By Danny Schrafel
In the time-is-money world of development, it’s hard to believe that mere shovels in the ground would be considered a cause for celebration – especially nearly 15 years after a project’s conception.
But that’s the case with the Highland Green Residences on Ruland Road in Melville, where after a decade and a half of political and legal maneuvering, construction is, at long last, underway on the affordable-housing offset of the luxury senior community Greens at Half Hollow just up the block.
“It’s gratifying from a number of standpoints,” developer Peter Florey, principal of D&F Development, said Friday. “Most importantly, were able to get a consensus and get all the stakeholders involved, moving in the same direction, which is the best possible outcome.”
Florey said the footings in the ground are for the first residential buildings that will become a 117-unit, limited-equity co-op community, which, hopefully by early next summer, will be ready for residents to move in.
Supervisor Frank Petrone pitched that concept as a means of settling a decade-long legal stalemate between the town, which wanted single-bedroom ownership units on the Ruland Road site, and the Huntington NAACP, which wanted affordable rentals and a mixture of bedroom counts.

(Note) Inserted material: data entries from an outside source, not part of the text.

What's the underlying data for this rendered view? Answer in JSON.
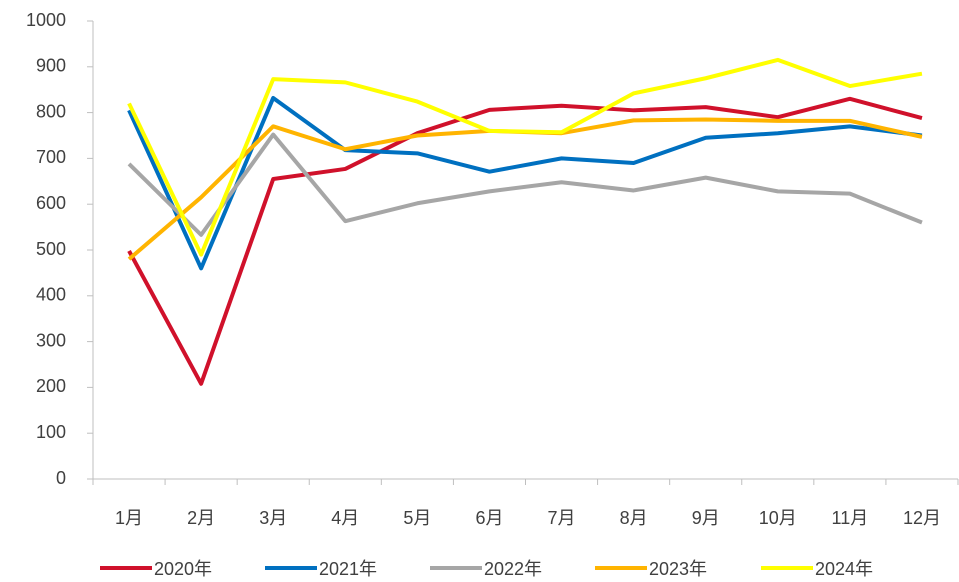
{
  "chart_data": {
    "type": "line",
    "categories": [
      "1月",
      "2月",
      "3月",
      "4月",
      "5月",
      "6月",
      "7月",
      "8月",
      "9月",
      "10月",
      "11月",
      "12月"
    ],
    "series": [
      {
        "name": "2020年",
        "color": "#d0112b",
        "values": [
          498,
          208,
          655,
          677,
          755,
          806,
          815,
          805,
          812,
          790,
          830,
          788
        ]
      },
      {
        "name": "2021年",
        "color": "#0070c0",
        "values": [
          805,
          460,
          832,
          718,
          711,
          671,
          700,
          690,
          745,
          755,
          770,
          750
        ]
      },
      {
        "name": "2022年",
        "color": "#a6a6a6",
        "values": [
          688,
          533,
          752,
          563,
          602,
          628,
          648,
          630,
          658,
          628,
          623,
          560
        ]
      },
      {
        "name": "2023年",
        "color": "#ffb400",
        "values": [
          480,
          615,
          770,
          720,
          750,
          760,
          755,
          783,
          785,
          782,
          782,
          747
        ]
      },
      {
        "name": "2024年",
        "color": "#ffff00",
        "values": [
          820,
          490,
          873,
          866,
          824,
          760,
          757,
          842,
          875,
          915,
          858,
          885
        ]
      }
    ],
    "ylim": [
      0,
      1000
    ],
    "yticks": [
      0,
      100,
      200,
      300,
      400,
      500,
      600,
      700,
      800,
      900,
      1000
    ],
    "grid": false
  }
}
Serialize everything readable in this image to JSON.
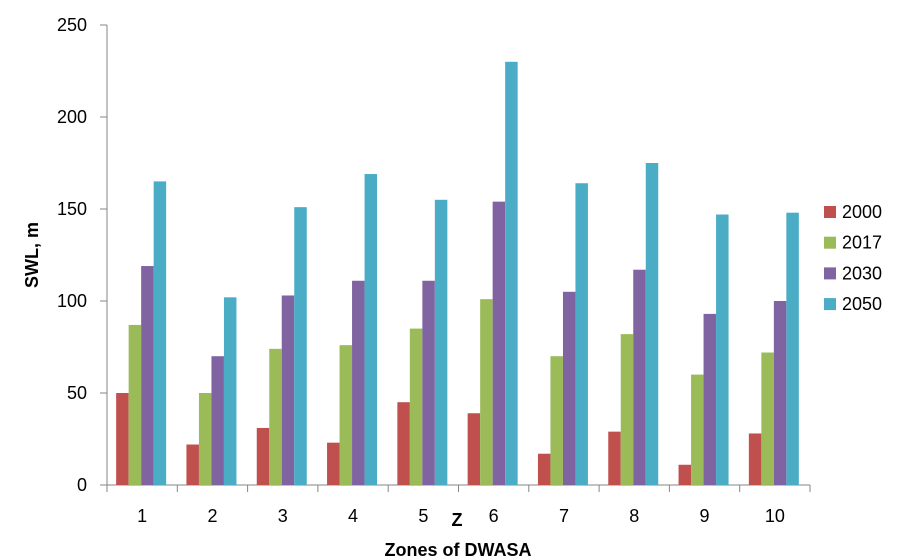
{
  "chart_data": {
    "type": "bar",
    "categories": [
      "1",
      "2",
      "3",
      "4",
      "5",
      "6",
      "7",
      "8",
      "9",
      "10"
    ],
    "series": [
      {
        "name": "2000",
        "color": "#C0504D",
        "values": [
          50,
          22,
          31,
          23,
          45,
          39,
          17,
          29,
          11,
          28
        ]
      },
      {
        "name": "2017",
        "color": "#9BBB59",
        "values": [
          87,
          50,
          74,
          76,
          85,
          101,
          70,
          82,
          60,
          72
        ]
      },
      {
        "name": "2030",
        "color": "#8064A2",
        "values": [
          119,
          70,
          103,
          111,
          111,
          154,
          105,
          117,
          93,
          100
        ]
      },
      {
        "name": "2050",
        "color": "#4BACC6",
        "values": [
          165,
          102,
          151,
          169,
          155,
          230,
          164,
          175,
          147,
          148
        ]
      }
    ],
    "ylim": [
      0,
      250
    ],
    "yticks": [
      0,
      50,
      100,
      150,
      200,
      250
    ],
    "ylabel": "SWL, m",
    "xlabel": "Zones of DWASA",
    "stray_label": "Z",
    "grid": false,
    "legend_position": "right"
  }
}
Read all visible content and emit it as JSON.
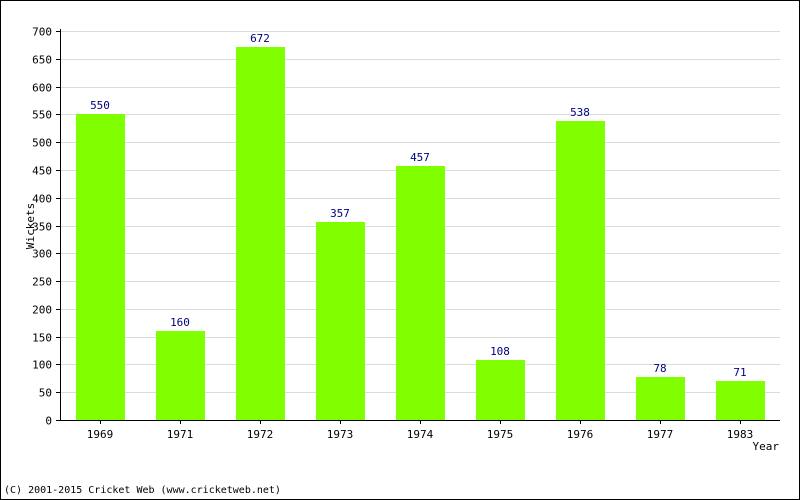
{
  "chart_data": {
    "type": "bar",
    "categories": [
      "1969",
      "1971",
      "1972",
      "1973",
      "1974",
      "1975",
      "1976",
      "1977",
      "1983"
    ],
    "values": [
      550,
      160,
      672,
      357,
      457,
      108,
      538,
      78,
      71
    ],
    "xlabel": "Year",
    "ylabel": "Wickets",
    "ylim": [
      0,
      700
    ],
    "yticks": [
      0,
      50,
      100,
      150,
      200,
      250,
      300,
      350,
      400,
      450,
      500,
      550,
      600,
      650,
      700
    ],
    "grid": true,
    "bar_color": "#7fff00",
    "value_label_color": "#000080"
  },
  "footer": {
    "copyright": "(C) 2001-2015 Cricket Web (www.cricketweb.net)"
  }
}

After multiple lawsuits, the Highland Green Residences project resulted as an outgrowth of a settlement, reached by the Huntington Town Board and the Huntington NAACP in February 2014, which called for building 72 one-bedroom units, 39 two-bedroom units and six three-bedroom units.
Ninety-three of the 117 units will be available to people whose income does not exceed 60 percent of the area median income ($44,150 for an individual, $63,050 for a family of four). The remaining 24 will go to those whose income does not exceed 80 percent of the median ($58,850/$84,100).
Veterans will receive a preference for 10 percent of the homes, as will physically handicapped applicants. Four percent will be set aside for those with hearing or vision disabilities.
Dix Hills’ Dick Koubek, president of the Huntington Township Housing Coalition, believes “public opinion has shifted” favorably on affordable housing among town leaders and residents. In fact, the town will co-sponsor a rental housing summit with the Housing Coalition, Koubek said.
“We’ve come a long way in terms of what people think about affordable housing and density. There’s a recognition that we need to keep the young people here,’” he said.